Esatto. È un po’ inquietante, soprattutto per una persona che scrive. Adesso mi devi condividere tutto, fare la tua versione, dire la tua opinione, Anna Karenina secondo te… No! Anna Karenina è quella lì! Però se questo gioco sulle trame, sui personaggi, sui romanzi in qualche modo avvicina le persone a una lettura, a una rilettura, e permette che queste storie entrino nelle loro vite, sebbene sia una cosa che non mi piace, oppormi non servirebbe a niente. Non lo faccio perché è una perdita di tempo e non mi va di fare una battaglia di retroguardia senza senso. Ma chissà, magari prima o poi uscirà qualcosa di più strutturato. Adesso sembra tutto in balìa del caso, come se tutti potessero fare tutto, ma forse in futuro da questa fase sperimentale che è semplicemente una sbornia di condivisione e di ricicli nascerà una nuova forma.
Secondo me, una delle grandi, stupidaggini che pervadono il mondo della critica è quella di trattare con un assoluto disprezzo la parola “sociologico”. Quando ti dicono: “Ma è una cosa sociologica”, è come dire: “Fa schifo”. Invece l’analisi di una certa struttura sociale può essere interessante, può far nascere qualcosa con un suo carattere letterario. Ma non è detto che un approccio sociologico non sia letterario – non è così. Etichettare chi indaga il presente, la realtà, la contemporaneità come non-letterario, in qualche modo sociologico, giornalistico, è una pratica a cui si affida chi, a mio avviso, non capisce un cavolo di letteratura, perché tutti in qualche modo analizzano quello che abbiamo intorno, in vari modi. Io sento dire sempre più spesso da pessimi scrittori: “Ah! Quella è una cosa sociologica!”, per dire che non è una vera creazione artistica. Non si capisce da dove debba nascere poi la letteratura, se non dalle cose che hai intorno, dall’analisi di storie curiose che leggi su un giornale, o di manie.

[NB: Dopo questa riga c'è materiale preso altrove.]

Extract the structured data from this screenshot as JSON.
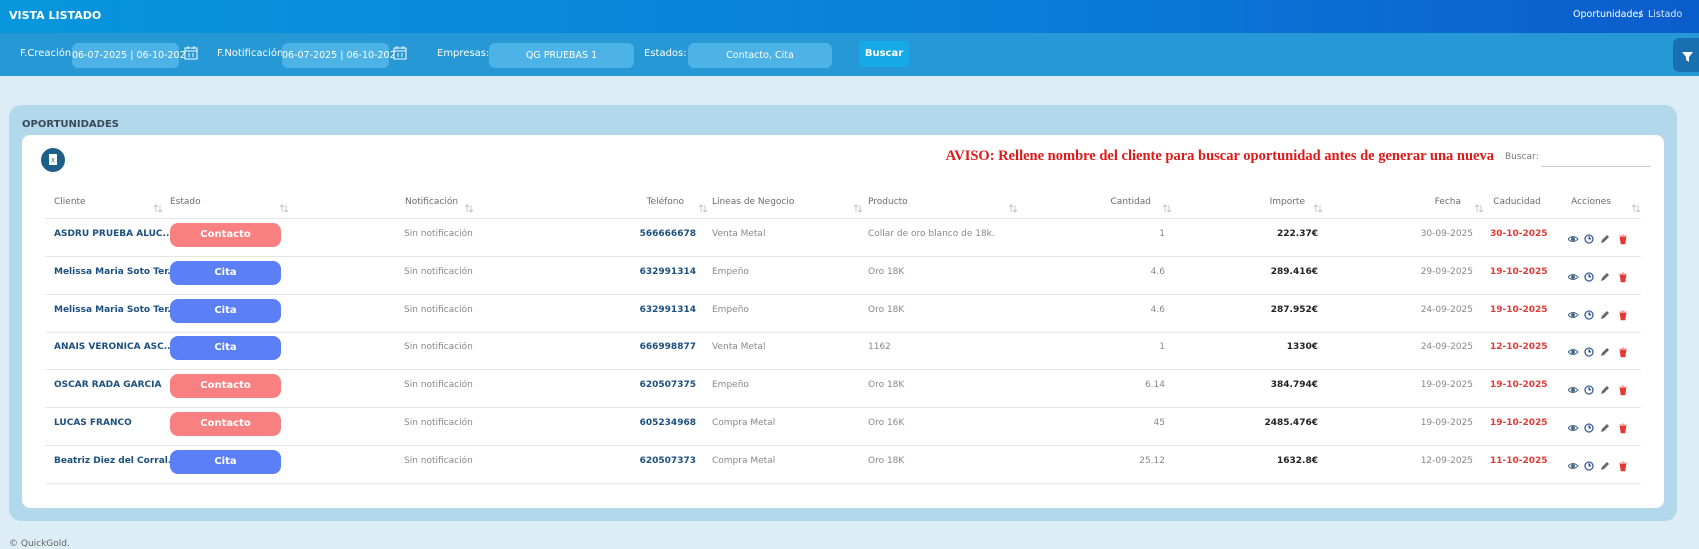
{
  "header": {
    "title": "VISTA LISTADO",
    "breadcrumb": [
      "Oportunidades",
      "Listado"
    ],
    "separator": "/"
  },
  "filters": [
    {
      "label": "F.Creación:",
      "value": "06-07-2025 | 06-10-202"
    },
    {
      "label": "F.Notificación:",
      "value": "06-07-2025 | 06-10-202"
    },
    {
      "label": "Empresas:",
      "value": "QG PRUEBAS 1"
    },
    {
      "label": "Estados:",
      "value": "Contacto, Cita"
    }
  ],
  "search_button": "Buscar",
  "panel": {
    "title": "OPORTUNIDADES",
    "notice": "AVISO: Rellene nombre del cliente para buscar oportunidad antes de generar una nueva",
    "search_label": "Buscar:"
  },
  "table": {
    "columns": [
      "Cliente",
      "Estado",
      "Notificación",
      "Teléfono",
      "Lineas de Negocio",
      "Producto",
      "Cantidad",
      "Importe",
      "Fecha",
      "Caducidad",
      "Acciones"
    ],
    "badge_colors": {
      "Contacto": "#f88080",
      "Cita": "#5b7ff5"
    },
    "rows": [
      [
        "ASDRU PRUEBA ALUC...",
        "Contacto",
        "Sin notificación",
        "566666678",
        "Venta Metal",
        "Collar de oro blanco de 18k.",
        "1",
        "222.37€",
        "30-09-2025",
        "30-10-2025"
      ],
      [
        "Melissa Maria Soto Ter...",
        "Cita",
        "Sin notificación",
        "632991314",
        "Empeño",
        "Oro 18K",
        "4.6",
        "289.416€",
        "29-09-2025",
        "19-10-2025"
      ],
      [
        "Melissa Maria Soto Ter...",
        "Cita",
        "Sin notificación",
        "632991314",
        "Empeño",
        "Oro 18K",
        "4.6",
        "287.952€",
        "24-09-2025",
        "19-10-2025"
      ],
      [
        "ANAIS VERONICA ASC...",
        "Cita",
        "Sin notificación",
        "666998877",
        "Venta Metal",
        "1162",
        "1",
        "1330€",
        "24-09-2025",
        "12-10-2025"
      ],
      [
        "OSCAR RADA GARCIA",
        "Contacto",
        "Sin notificación",
        "620507375",
        "Empeño",
        "Oro 18K",
        "6.14",
        "384.794€",
        "19-09-2025",
        "19-10-2025"
      ],
      [
        "LUCAS FRANCO",
        "Contacto",
        "Sin notificación",
        "605234968",
        "Compra Metal",
        "Oro 16K",
        "45",
        "2485.476€",
        "19-09-2025",
        "19-10-2025"
      ],
      [
        "Beatriz Diez del Corral...",
        "Cita",
        "Sin notificación",
        "620507373",
        "Compra Metal",
        "Oro 18K",
        "25.12",
        "1632.8€",
        "12-09-2025",
        "11-10-2025"
      ]
    ]
  },
  "footer": "© QuickGold."
}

Ad esempio questa mania della fan fiction è una miniera di storie che hanno a che fare con la letteratura, e non con la denuncia sociologica. No. Se sei bravo, inventi una storia a tua volta. Ci sono dei falsi valori su cui si è appoggiata la critica in questi anni, che forse è rimasta un po’ arretrata rispetto a quello che invece alcuni scrittori che non sono a loro volta critici hanno sperimentato. E non solo in l’Italia. Ci rifletto spesso sulla paura di usare questa espressione, “sociologico”. Non è un insulto, non è una parolaccia. Da qualche parte uno deve iniziare.

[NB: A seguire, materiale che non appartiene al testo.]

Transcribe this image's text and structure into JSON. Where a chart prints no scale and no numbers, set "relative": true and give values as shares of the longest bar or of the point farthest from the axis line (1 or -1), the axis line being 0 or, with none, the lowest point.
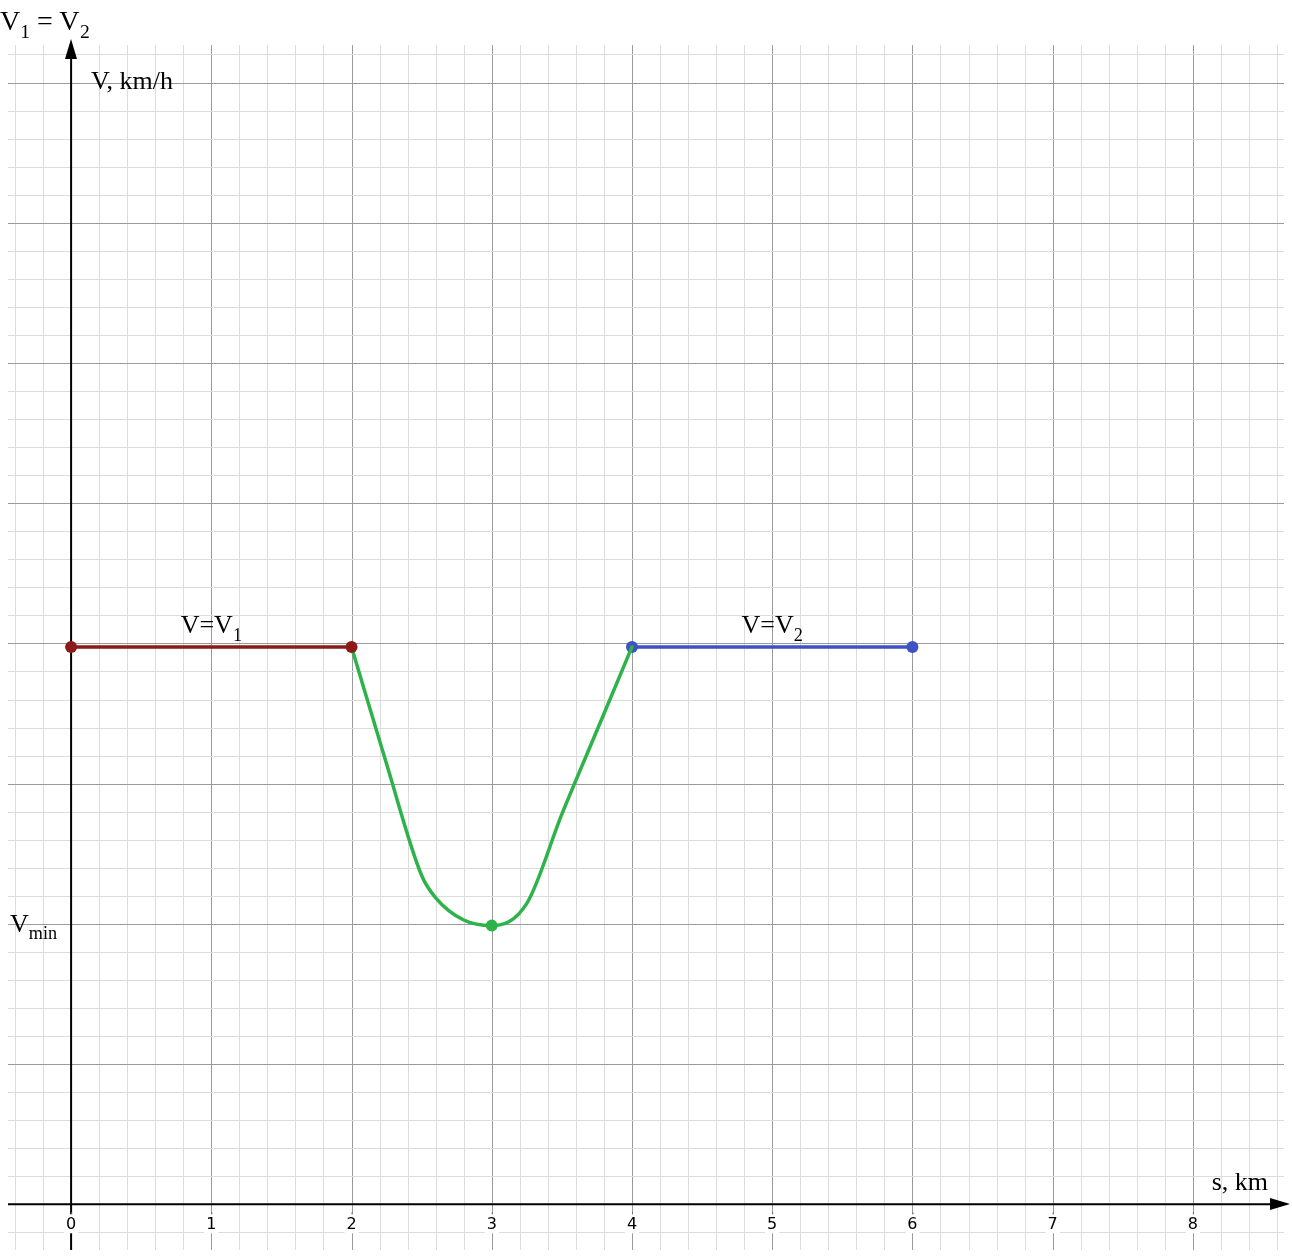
{
  "chart_data": {
    "type": "line",
    "title": "V$_{1}$ = V$_{2}$",
    "xlabel": "s, km",
    "relative": true,
    "xlim": [
      -0.45,
      8.65
    ],
    "xticks": [
      0,
      1,
      2,
      3,
      4,
      5,
      6,
      7,
      8
    ],
    "tick_labels": "x",
    "grid": true,
    "legend": false,
    "marker": "circle",
    "line_style": "solid",
    "annotations": [
      "V$_{min}$",
      "V, km/h"
    ],
    "series": [
      {
        "name": "V=V$_{1}$",
        "color": "#8b1a1a",
        "x": [
          0,
          2
        ],
        "values": [
          1,
          1
        ]
      },
      {
        "color": "#2db34a",
        "x": [
          2,
          2.25,
          2.5,
          2.6,
          2.8,
          3,
          3.25,
          3.5,
          3.75,
          4
        ],
        "values": [
          1,
          0.79,
          0.59,
          0.55,
          0.51,
          0.5,
          0.54,
          0.7,
          0.85,
          1
        ],
        "marker": "none"
      },
      {
        "type": "scatter",
        "color": "#2db34a",
        "x": [
          3
        ],
        "values": [
          0.5
        ]
      },
      {
        "name": "V=V$_{2}$",
        "color": "#3f51c4",
        "x": [
          4,
          6
        ],
        "values": [
          1,
          1
        ]
      }
    ]
  }
}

Un altro tema che torna sempre nei suoi libri sono i legami e le relazioni con gli altri, specialmente nella famiglia o tra le generazioni, che sembra interessante in rapporto con quello che stava dicendo sulla società, sull’importanza di guardare quello che sta succedendo intorno a noi.
I legami con gli altri sono fondamentali in qualsiasi forma di racconto. Io ho sempre indagato con più facilità, per una questione mia, forse di maturazione proprio come individuo, quelli di figlia. Banalmente sono rimasta figlia, non sono diventata una madre. Ognuno ha il suo piccolo mondo in cui trova cose note, che può essere un mondo di fratelli, come quello di Salinger, o un mondo di amici, come mille scrittori, o un mondo di relazioni madre-figlia. Quest’ultimo io l’ho analizzato e declinato in tante storie, perché forse è il rapporto umano che conosco meglio. Io credo che uno scriva con maggiore disinvoltura, con maggior divertimento delle cose che conosce di più a livello emotivo. Quello madre-figlia è il rapporto più assoluto nella mia vita, non smette mai di interessarmi.
In Animali domestici c’è un po’ meno, anzi direi che non c’è per niente, e io ne sono abbastanza soddisfatta. Mi sono concentrata più sui rapporti di coppia tra uomo e donna, una cosa che per me era molto più difficile da raccontare. In questo libro ho detto: “Adesso voglio scrivere qualcosa che abbia a che fare col rapporto uomo-donna”. Per me è come dire: “Andiamo su Marte”, e sono andata su Marte! Insomma, ce l’ho fatta a esplorare anche altri legami umani.